Whether that was true or not, she certainly did not feel calm or patient. What she felt was panic, a panic that threatened to overwhelm her and leave her in a heap on the pavement. It took a monumental effort for her not to put her face in her hands, sink to her knees, and start to pray.

‘Oh my God,’ she muttered. ‘Oh my God, oh my God, oh my God.’ Then, for a moment, the panic rose and did take over and she stopped, her head craned forward, her gaze sweeping from left to right.

‘Anna!’ she screamed. ‘ANNA!’

She began to sprint. She had an image of Anna in The Village Sweete Shoppe, sitting on a stool by the window with a black liquorice stick staining her hand, her lips blackened with its juice. That was where her daughter was, she was sure of it. That was where Anna would have gone. There was nowhere else: Anna didn’t know anywhere else, really. At five, her world was the house and garden, school, the houses of some friends, and a few places that she visited with her parents. One of those was the sweet shop.

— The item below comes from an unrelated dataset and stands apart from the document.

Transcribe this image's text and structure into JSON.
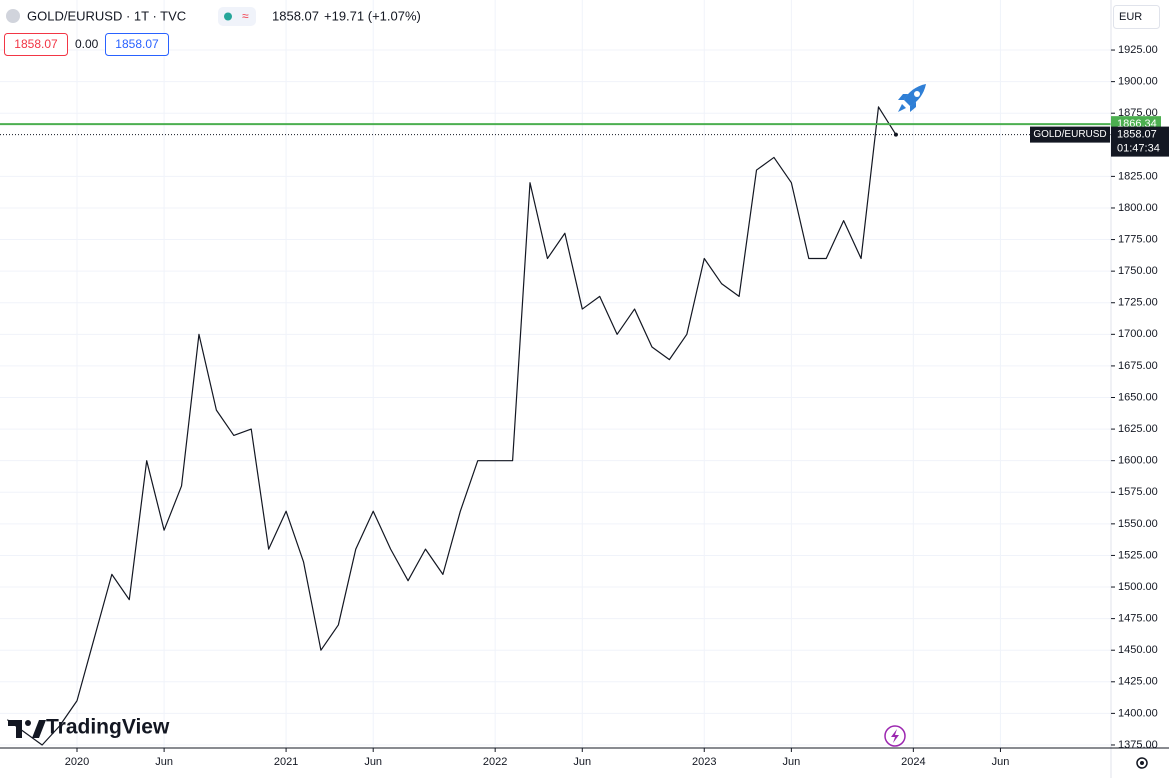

They went there sometimes after school. Julia didn’t give her daughter too many chocolates or crisps or ice cream or other junk food, but for some reason the stuff in The Village Sweete Shoppe felt different, more wholesome. It was the experience as much as anything: talking to the proprietor, weighing the various choices – pear drops, Everton mints, cola cubes – and counting out the price. It was old-fashioned, the way it had been when Julia was a child, when she had taken her pocket money on a Saturday morning and gone with her dad to the local newsagent and chosen the sweets she wanted, and she liked the thought that her childhood and her daughter’s shared something.

They went there, once or twice every month. They left the car parked outside the school gates, walked down the hill, and went to buy sweets. It was about the only thing they ever did straight after school, the only thing that Anna knew. And she loved it.

So she was there, Julia knew it and as she sprinted she knew she was going to get there and find her daughter and sweep her up into a protective embrace from which she thought she might not ever let her go.

The bell above the door jangled. Julia took a couple of quick steps into the shop, looking wildly from corner to corner.

‘Hello,’ the owner, a retired postal worker called Celia, said. ‘Can I help?’

‘Has my daughter been in?’ Julia asked.

The owner thought for a second, trying to place Julia. ‘Your daughter’s Anna, isn’t she? A dark-haired little girl? Likes chocolate mice?’

‘That’s her. Has she been in?’

The owner shook her head. ‘No,’ she said. ‘She’s a bit young to come in on her own.’